Do "Idol" Results Tell Us Something About America?

Thursday, May 21, 2009

I'm sure Kris Allen is a great guy and all that, but in terms of actually singing, which is what American Idol's supposed to be about (or is it just a mindless popularity contest among pubescents and pre-pubescents?), watch this clip and tell me that Adam Lambert isn't about 1 billiongazillioninfinity better singer than Allen?

So...what the hell? How did Kris Allen win this thing? Are American Idol viweres that lacking in ability to judge talent? What, if anything, does this tell us about America in 2009? Is this about lingering homophobia, even as opposition to gay marriage fades across the country? Is that about "red states" (for Allen) and "blue states" (for Lambert)? Is this about religious people (for Allen) and not-so-religious people (for Lambert)? Is this about Lambert being too "different" (read: androgynous, probably gay, glam) than the cookie-cutter-boy-next-door Allen for "middle America" to handle? Or, is this simply an issue of more Americans liking soulless McMusic pop over music with originality, bite, edge, you name it?

I don't know, but on the bright side, this is so true:
Winning "Idol" doesn't ensure success, of course, nor does getting beat preclude it. The entertainment industry who's-who is populated both with successful non-winners such as Chris Daughtry and Jennifer Hudson, as well as former winners Kelly Clarkson and Carrie Underwood.
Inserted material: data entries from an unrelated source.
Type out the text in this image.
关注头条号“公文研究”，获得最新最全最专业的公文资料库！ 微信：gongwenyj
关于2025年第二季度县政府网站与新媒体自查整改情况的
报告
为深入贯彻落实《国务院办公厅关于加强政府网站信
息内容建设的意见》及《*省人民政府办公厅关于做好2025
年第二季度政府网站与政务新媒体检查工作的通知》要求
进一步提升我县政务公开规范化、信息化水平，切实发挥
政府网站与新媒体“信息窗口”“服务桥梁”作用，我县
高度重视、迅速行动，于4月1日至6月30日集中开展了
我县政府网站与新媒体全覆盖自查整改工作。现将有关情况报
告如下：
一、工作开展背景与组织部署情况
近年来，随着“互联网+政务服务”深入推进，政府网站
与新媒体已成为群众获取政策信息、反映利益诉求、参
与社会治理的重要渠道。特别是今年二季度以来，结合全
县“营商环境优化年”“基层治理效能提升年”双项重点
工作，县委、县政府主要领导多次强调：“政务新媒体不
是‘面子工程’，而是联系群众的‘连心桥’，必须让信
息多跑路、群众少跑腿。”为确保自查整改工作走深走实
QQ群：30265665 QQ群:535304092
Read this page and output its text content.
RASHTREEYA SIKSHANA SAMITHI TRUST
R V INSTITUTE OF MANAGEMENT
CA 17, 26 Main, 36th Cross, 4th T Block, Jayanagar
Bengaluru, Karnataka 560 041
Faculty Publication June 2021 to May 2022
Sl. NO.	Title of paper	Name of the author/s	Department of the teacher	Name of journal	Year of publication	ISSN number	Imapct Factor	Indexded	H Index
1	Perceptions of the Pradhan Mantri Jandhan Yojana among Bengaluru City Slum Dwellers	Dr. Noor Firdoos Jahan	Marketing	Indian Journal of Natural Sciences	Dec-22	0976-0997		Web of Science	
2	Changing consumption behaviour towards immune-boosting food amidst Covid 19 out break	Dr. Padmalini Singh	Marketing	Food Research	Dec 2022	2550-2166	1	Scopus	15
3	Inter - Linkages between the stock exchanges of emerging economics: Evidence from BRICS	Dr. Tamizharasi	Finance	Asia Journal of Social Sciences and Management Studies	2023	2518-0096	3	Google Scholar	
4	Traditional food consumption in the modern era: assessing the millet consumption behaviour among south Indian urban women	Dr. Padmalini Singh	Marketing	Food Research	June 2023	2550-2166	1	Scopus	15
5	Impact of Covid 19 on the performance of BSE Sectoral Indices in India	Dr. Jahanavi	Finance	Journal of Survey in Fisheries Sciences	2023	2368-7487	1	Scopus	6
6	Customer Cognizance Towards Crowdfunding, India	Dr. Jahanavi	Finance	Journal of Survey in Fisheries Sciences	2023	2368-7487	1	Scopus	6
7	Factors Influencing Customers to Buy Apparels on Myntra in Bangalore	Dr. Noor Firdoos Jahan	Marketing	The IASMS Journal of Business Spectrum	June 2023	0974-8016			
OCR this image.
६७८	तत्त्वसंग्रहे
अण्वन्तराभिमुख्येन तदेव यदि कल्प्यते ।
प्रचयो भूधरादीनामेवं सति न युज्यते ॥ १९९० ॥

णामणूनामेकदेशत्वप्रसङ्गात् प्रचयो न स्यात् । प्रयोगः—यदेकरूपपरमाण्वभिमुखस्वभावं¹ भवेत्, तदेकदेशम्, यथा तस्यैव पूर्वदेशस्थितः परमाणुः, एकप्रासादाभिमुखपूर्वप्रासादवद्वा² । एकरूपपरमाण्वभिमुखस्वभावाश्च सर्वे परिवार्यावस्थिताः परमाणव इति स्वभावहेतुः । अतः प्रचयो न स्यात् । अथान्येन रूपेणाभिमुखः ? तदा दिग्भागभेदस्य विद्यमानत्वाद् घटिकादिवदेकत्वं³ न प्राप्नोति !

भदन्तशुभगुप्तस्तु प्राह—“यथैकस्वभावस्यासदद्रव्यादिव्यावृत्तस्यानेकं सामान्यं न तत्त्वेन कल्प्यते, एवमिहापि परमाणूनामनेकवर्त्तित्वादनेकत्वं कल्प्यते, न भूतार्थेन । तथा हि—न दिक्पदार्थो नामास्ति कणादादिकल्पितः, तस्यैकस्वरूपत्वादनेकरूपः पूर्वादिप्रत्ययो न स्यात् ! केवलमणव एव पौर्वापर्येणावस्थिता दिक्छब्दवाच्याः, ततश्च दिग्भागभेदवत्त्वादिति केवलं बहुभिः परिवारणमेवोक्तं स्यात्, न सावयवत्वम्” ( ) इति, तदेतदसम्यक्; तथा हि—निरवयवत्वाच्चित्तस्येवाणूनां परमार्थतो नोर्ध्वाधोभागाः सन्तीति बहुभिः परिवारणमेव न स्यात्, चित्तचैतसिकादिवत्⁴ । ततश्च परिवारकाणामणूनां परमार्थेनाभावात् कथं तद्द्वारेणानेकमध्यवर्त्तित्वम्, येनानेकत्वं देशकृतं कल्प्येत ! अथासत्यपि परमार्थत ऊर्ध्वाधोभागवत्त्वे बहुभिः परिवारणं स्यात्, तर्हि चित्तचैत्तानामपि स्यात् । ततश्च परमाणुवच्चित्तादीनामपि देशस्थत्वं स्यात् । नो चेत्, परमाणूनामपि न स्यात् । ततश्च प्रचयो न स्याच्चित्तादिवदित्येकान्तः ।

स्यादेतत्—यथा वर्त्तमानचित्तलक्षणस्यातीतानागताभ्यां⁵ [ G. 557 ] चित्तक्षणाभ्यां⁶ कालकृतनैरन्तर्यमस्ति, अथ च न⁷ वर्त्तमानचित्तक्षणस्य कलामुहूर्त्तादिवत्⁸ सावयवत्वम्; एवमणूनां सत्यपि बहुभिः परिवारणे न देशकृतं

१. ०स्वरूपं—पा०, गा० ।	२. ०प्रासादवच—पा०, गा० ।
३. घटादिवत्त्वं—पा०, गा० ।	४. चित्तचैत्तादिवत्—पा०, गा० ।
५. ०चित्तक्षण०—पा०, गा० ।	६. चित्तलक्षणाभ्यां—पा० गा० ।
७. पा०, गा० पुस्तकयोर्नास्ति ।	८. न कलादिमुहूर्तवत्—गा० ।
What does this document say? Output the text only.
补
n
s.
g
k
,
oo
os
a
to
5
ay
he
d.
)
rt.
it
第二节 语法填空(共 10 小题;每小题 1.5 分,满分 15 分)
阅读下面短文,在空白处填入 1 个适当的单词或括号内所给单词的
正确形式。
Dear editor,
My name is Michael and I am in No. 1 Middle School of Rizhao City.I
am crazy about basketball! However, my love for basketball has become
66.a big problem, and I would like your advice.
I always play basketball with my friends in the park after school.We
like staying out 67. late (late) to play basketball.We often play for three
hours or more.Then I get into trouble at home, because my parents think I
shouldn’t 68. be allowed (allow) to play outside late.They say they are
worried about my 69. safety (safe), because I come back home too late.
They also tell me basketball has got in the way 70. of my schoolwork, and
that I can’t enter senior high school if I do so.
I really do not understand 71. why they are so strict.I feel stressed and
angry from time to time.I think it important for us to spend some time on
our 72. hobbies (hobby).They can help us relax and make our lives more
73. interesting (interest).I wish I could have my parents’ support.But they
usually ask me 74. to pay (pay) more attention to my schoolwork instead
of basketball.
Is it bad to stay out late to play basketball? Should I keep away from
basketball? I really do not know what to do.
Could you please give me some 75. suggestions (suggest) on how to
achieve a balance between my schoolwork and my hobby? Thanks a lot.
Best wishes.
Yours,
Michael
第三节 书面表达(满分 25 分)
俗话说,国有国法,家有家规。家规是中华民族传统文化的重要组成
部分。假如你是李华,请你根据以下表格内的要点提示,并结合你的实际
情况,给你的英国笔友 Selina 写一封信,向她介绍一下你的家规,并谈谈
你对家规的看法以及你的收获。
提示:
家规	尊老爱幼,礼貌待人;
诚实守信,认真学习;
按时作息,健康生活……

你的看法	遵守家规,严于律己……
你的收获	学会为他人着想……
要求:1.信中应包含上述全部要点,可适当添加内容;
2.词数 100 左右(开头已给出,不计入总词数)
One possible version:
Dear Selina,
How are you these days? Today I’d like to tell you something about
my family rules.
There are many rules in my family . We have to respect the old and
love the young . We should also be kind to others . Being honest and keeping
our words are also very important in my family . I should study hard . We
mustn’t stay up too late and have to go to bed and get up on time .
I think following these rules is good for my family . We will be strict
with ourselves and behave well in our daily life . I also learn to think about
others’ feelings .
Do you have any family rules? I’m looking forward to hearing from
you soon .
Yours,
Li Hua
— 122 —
So Lambert escapes the whole "American Idol" Beauty Pageant Syndrome -- shilling for Ford, etc., and having to record the worst-ever "American Idol" Treacle Tune, "No Boundaries," as his first single...
So, mszel tov to Adam Lambert; despite not being voted "American Idol," this guy is going to be a major star, and without having to deal with Idol idiocy any longer than absolutely necessary. Perhaps that's the best thing this tells us about America, that in the end, talent usually prevails (see Obama, Barack). Let's hope.